Rillings Auftritt wurde von der Presse mit Spannung erwartet, außer dem Schicksalslied standen Brahms‘ Tragische Ouvertüre und Nänie sowie Schuberts As-Dur-Messe auf dem Programm. In den Kritiken hieß es, Rilling habe bei der Tragischen Ouvertüre noch nicht so recht Zugriff auf das Orchester gehabt. Die Aufführung des Schicksalslieds wurde jedoch einhellig gelobt: Der Chor zeigte, so die Welt, »in welche Klanggewalten er vorzudringen vermag. Hier war dann auch Rillings Kontakt mit dem Orchester besser als zu Beginn.«
Nach dem Amtsantritt von Claudio Abbado bekam Brahms‘ Komposition einen neuen Stellenwert. Er, der großer Hölderlin-Verehrer, führte das Werk mehrfach mit den Berliner Philharmonikern auf und stellte es auch immer wieder in neue musikalische Kontexte. Das erste Mal dirigierte er es im September 1989 – Abbado war zu diesem Zeitpunkt noch nicht zum Chefdirigenten gewählt – zum Eröffnungskonzert der Berliner Festwochen, das gleichzeitig ein Gedenkkonzert für den im Juli verstorbenen Herbert von Karajan war.
Vor allem beeindruckte, wie Abbado den orchestralen Schlussteil des Stücks gestaltete, der Hölderlins Sturz ins Ungewisse musikalisch auffängt und auf den ersten Blick versöhnlich scheint: »Den Menschen bleibt das Ungewisse, fern klingt das Elysium«, schrieb der Tagesspiegel. »Das jedenfalls war der Eindruck der Interpretation, die Claudio Abbado mit dem philharmonischen Orchester und dem Ernst-Senff-Chor modellierte.« Und natürlich fehlte das Schicksalslied auch nicht in dem Hölderlin-Zyklus, den Abbado 1993 initiierte – ein künstlerisch wie intellektuell höchst anspruchsvolles Projekt.
»In Berlin ist so etwas möglich, wie nur in wenigen Städten«, meinte der Dirigent damals. Abbado brachte das Schicksalslied zusammen mit Hölderlin-Vertonungen von Wolfgang Rihm, Richard Strauss, György Ligeti und Max Reger auf die Bühne. Das Werk gehörte 1996 zum Programm der Wien-Italien-Tournee und es erklang auch 2002 in Abbados Berliner Abschiedsprogramm – zusammen mit Mahlers Rückert-Liedern und Schostakowitschs King Lear, alles Kompositionen, in denen es um Zweifel, Rückzug und Verunsicherung geht.

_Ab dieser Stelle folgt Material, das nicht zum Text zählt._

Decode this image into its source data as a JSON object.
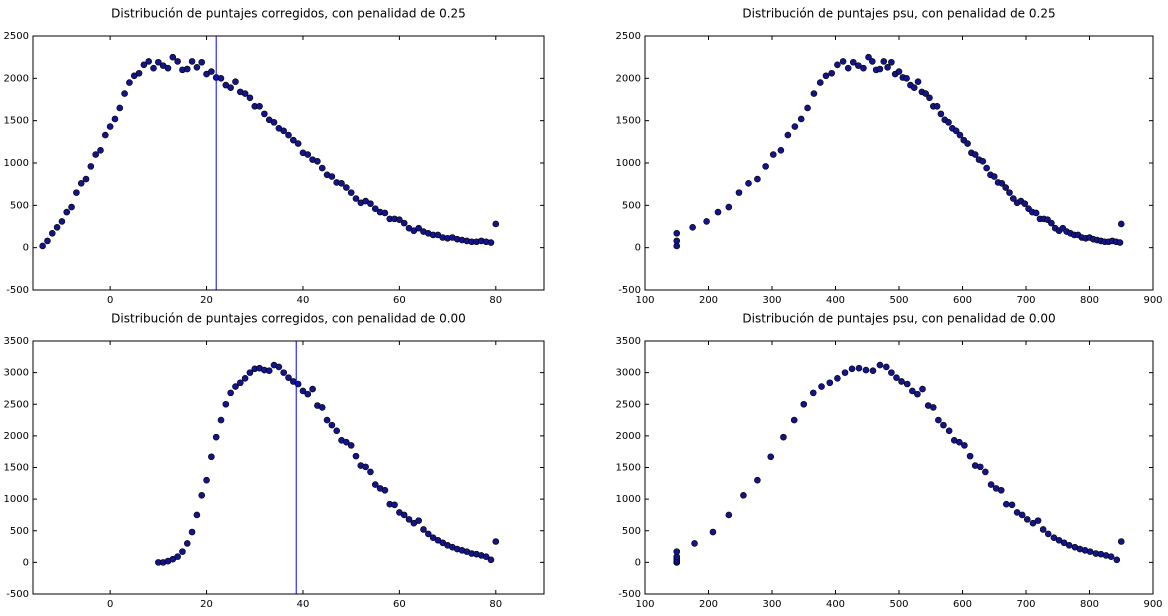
{
  "chart_data": [
    {
      "type": "scatter",
      "title": "Distribución de puntajes corregidos, con penalidad de 0.25",
      "x": [
        -14,
        -13,
        -12,
        -11,
        -10,
        -9,
        -8,
        -7,
        -6,
        -5,
        -4,
        -3,
        -2,
        -1,
        0,
        1,
        2,
        3,
        4,
        5,
        6,
        7,
        8,
        9,
        10,
        11,
        12,
        13,
        14,
        15,
        16,
        17,
        18,
        19,
        20,
        21,
        22,
        23,
        24,
        25,
        26,
        27,
        28,
        29,
        30,
        31,
        32,
        33,
        34,
        35,
        36,
        37,
        38,
        39,
        40,
        41,
        42,
        43,
        44,
        45,
        46,
        47,
        48,
        49,
        50,
        51,
        52,
        53,
        54,
        55,
        56,
        57,
        58,
        59,
        60,
        61,
        62,
        63,
        64,
        65,
        66,
        67,
        68,
        69,
        70,
        71,
        72,
        73,
        74,
        75,
        76,
        77,
        78,
        79,
        80
      ],
      "values": [
        20,
        80,
        170,
        240,
        310,
        420,
        480,
        650,
        760,
        810,
        960,
        1100,
        1150,
        1330,
        1430,
        1520,
        1650,
        1820,
        1950,
        2030,
        2060,
        2160,
        2200,
        2120,
        2190,
        2150,
        2120,
        2250,
        2200,
        2100,
        2110,
        2200,
        2130,
        2190,
        2050,
        2080,
        2010,
        2000,
        1920,
        1890,
        1960,
        1840,
        1820,
        1770,
        1670,
        1670,
        1580,
        1510,
        1480,
        1410,
        1380,
        1330,
        1270,
        1230,
        1120,
        1100,
        1040,
        1020,
        940,
        860,
        840,
        770,
        760,
        710,
        650,
        580,
        530,
        550,
        520,
        460,
        420,
        410,
        340,
        340,
        330,
        290,
        230,
        200,
        230,
        190,
        170,
        150,
        150,
        120,
        110,
        120,
        100,
        90,
        80,
        70,
        70,
        80,
        70,
        60,
        280
      ],
      "color": "#14148a",
      "vline": 22,
      "xlim": [
        -16,
        90
      ],
      "ylim": [
        -500,
        2500
      ],
      "xticks": [
        0,
        20,
        40,
        60,
        80
      ],
      "yticks": [
        -500,
        0,
        500,
        1000,
        1500,
        2000,
        2500
      ]
    },
    {
      "type": "scatter",
      "title": "Distribución de puntajes psu, con penalidad de 0.25",
      "x": [
        150,
        150,
        150,
        175,
        197,
        215,
        232,
        248,
        263,
        277,
        290,
        302,
        314,
        325,
        336,
        346,
        356,
        366,
        376,
        385,
        394,
        403,
        412,
        420,
        428,
        436,
        444,
        452,
        458,
        464,
        470,
        476,
        482,
        488,
        494,
        500,
        506,
        512,
        518,
        524,
        530,
        536,
        542,
        548,
        554,
        560,
        566,
        572,
        578,
        584,
        590,
        596,
        602,
        608,
        614,
        620,
        626,
        632,
        638,
        644,
        650,
        656,
        662,
        668,
        674,
        680,
        686,
        692,
        698,
        704,
        710,
        716,
        722,
        728,
        734,
        740,
        746,
        752,
        758,
        764,
        770,
        776,
        782,
        788,
        794,
        800,
        806,
        812,
        818,
        824,
        830,
        836,
        842,
        848,
        850
      ],
      "values": [
        20,
        80,
        170,
        240,
        310,
        420,
        480,
        650,
        760,
        810,
        960,
        1100,
        1150,
        1330,
        1430,
        1520,
        1650,
        1820,
        1950,
        2030,
        2060,
        2160,
        2200,
        2120,
        2190,
        2150,
        2120,
        2250,
        2200,
        2100,
        2110,
        2200,
        2130,
        2190,
        2050,
        2080,
        2010,
        2000,
        1920,
        1890,
        1960,
        1840,
        1820,
        1770,
        1670,
        1670,
        1580,
        1510,
        1480,
        1410,
        1380,
        1330,
        1270,
        1230,
        1120,
        1100,
        1040,
        1020,
        940,
        860,
        840,
        770,
        760,
        710,
        650,
        580,
        530,
        550,
        520,
        460,
        420,
        410,
        340,
        340,
        330,
        290,
        230,
        200,
        230,
        190,
        170,
        150,
        150,
        120,
        110,
        120,
        100,
        90,
        80,
        70,
        70,
        80,
        70,
        60,
        280
      ],
      "color": "#14148a",
      "xlim": [
        100,
        900
      ],
      "ylim": [
        -500,
        2500
      ],
      "xticks": [
        100,
        200,
        300,
        400,
        500,
        600,
        700,
        800,
        900
      ],
      "yticks": [
        -500,
        0,
        500,
        1000,
        1500,
        2000,
        2500
      ]
    },
    {
      "type": "scatter",
      "title": "Distribución de puntajes corregidos, con penalidad de 0.00",
      "x": [
        10,
        11,
        12,
        13,
        14,
        15,
        16,
        17,
        18,
        19,
        20,
        21,
        22,
        23,
        24,
        25,
        26,
        27,
        28,
        29,
        30,
        31,
        32,
        33,
        34,
        35,
        36,
        37,
        38,
        39,
        40,
        41,
        42,
        43,
        44,
        45,
        46,
        47,
        48,
        49,
        50,
        51,
        52,
        53,
        54,
        55,
        56,
        57,
        58,
        59,
        60,
        61,
        62,
        63,
        64,
        65,
        66,
        67,
        68,
        69,
        70,
        71,
        72,
        73,
        74,
        75,
        76,
        77,
        78,
        79,
        80
      ],
      "values": [
        0,
        0,
        20,
        50,
        90,
        170,
        300,
        480,
        750,
        1060,
        1300,
        1670,
        1980,
        2250,
        2500,
        2680,
        2780,
        2840,
        2910,
        3000,
        3060,
        3070,
        3040,
        3030,
        3120,
        3090,
        3000,
        2920,
        2860,
        2820,
        2710,
        2660,
        2740,
        2480,
        2450,
        2250,
        2170,
        2080,
        1930,
        1900,
        1850,
        1680,
        1530,
        1510,
        1430,
        1230,
        1170,
        1140,
        920,
        910,
        790,
        750,
        680,
        620,
        660,
        520,
        450,
        390,
        350,
        310,
        270,
        240,
        210,
        190,
        170,
        140,
        130,
        110,
        90,
        40,
        330
      ],
      "color": "#14148a",
      "vline": 38.6,
      "xlim": [
        -16,
        90
      ],
      "ylim": [
        -500,
        3500
      ],
      "xticks": [
        0,
        20,
        40,
        60,
        80
      ],
      "yticks": [
        -500,
        0,
        500,
        1000,
        1500,
        2000,
        2500,
        3000,
        3500
      ]
    },
    {
      "type": "scatter",
      "title": "Distribución de puntajes psu, con penalidad de 0.00",
      "x": [
        150,
        150,
        150,
        150,
        150,
        150,
        178,
        207,
        232,
        255,
        277,
        298,
        318,
        335,
        350,
        365,
        378,
        391,
        403,
        415,
        426,
        437,
        448,
        459,
        470,
        480,
        488,
        496,
        504,
        513,
        521,
        529,
        537,
        546,
        554,
        562,
        570,
        579,
        587,
        595,
        603,
        612,
        620,
        628,
        636,
        645,
        653,
        661,
        669,
        678,
        686,
        694,
        702,
        711,
        719,
        727,
        735,
        744,
        752,
        760,
        768,
        777,
        785,
        793,
        801,
        810,
        818,
        826,
        834,
        843,
        850
      ],
      "values": [
        0,
        0,
        20,
        50,
        90,
        170,
        300,
        480,
        750,
        1060,
        1300,
        1670,
        1980,
        2250,
        2500,
        2680,
        2780,
        2840,
        2910,
        3000,
        3060,
        3070,
        3040,
        3030,
        3120,
        3090,
        3000,
        2920,
        2860,
        2820,
        2710,
        2660,
        2740,
        2480,
        2450,
        2250,
        2170,
        2080,
        1930,
        1900,
        1850,
        1680,
        1530,
        1510,
        1430,
        1230,
        1170,
        1140,
        920,
        910,
        790,
        750,
        680,
        620,
        660,
        520,
        450,
        390,
        350,
        310,
        270,
        240,
        210,
        190,
        170,
        140,
        130,
        110,
        90,
        40,
        330
      ],
      "color": "#14148a",
      "xlim": [
        100,
        900
      ],
      "ylim": [
        -500,
        3500
      ],
      "xticks": [
        100,
        200,
        300,
        400,
        500,
        600,
        700,
        800,
        900
      ],
      "yticks": [
        -500,
        0,
        500,
        1000,
        1500,
        2000,
        2500,
        3000,
        3500
      ]
    }
  ]
}
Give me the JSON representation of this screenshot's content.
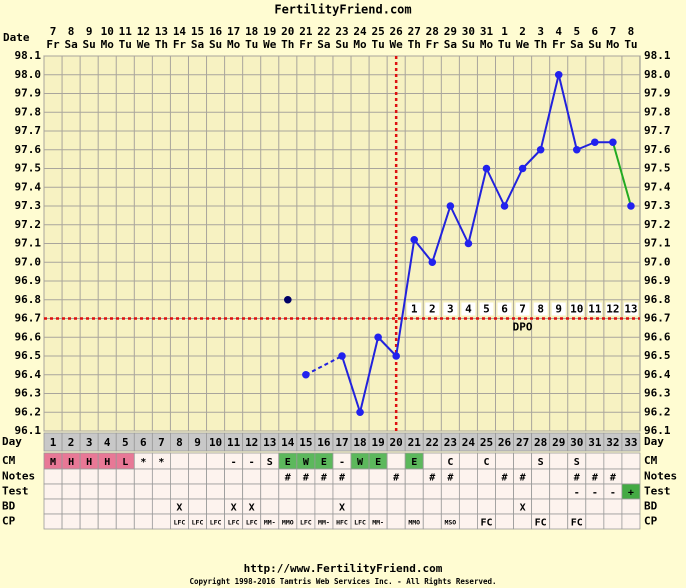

Nach Abbado hat bislang nur noch Christian Thielemann das Schicksalslied mit den Berliner Philharmonikern aufgeführt, 2009 zusammen mit Nänie und dem Gesang der Parzen sowie Schönbergs Pelleas und Melisande. Wegen Thielemanns »balsamischer Lesart« – so der Tagesspiegel – hätte diese Aufführung »narkotisches Potenzial« gehabt. Mit Sir John Eliot Gardiner, der seinen Monteverdi Choir mitbringt, nimmt sich nun ein weiterer großer Dirigent unserer Zeit der Komposition an – und setzt damit die besondere philharmonische Aufführungstradition dieses Werks fort.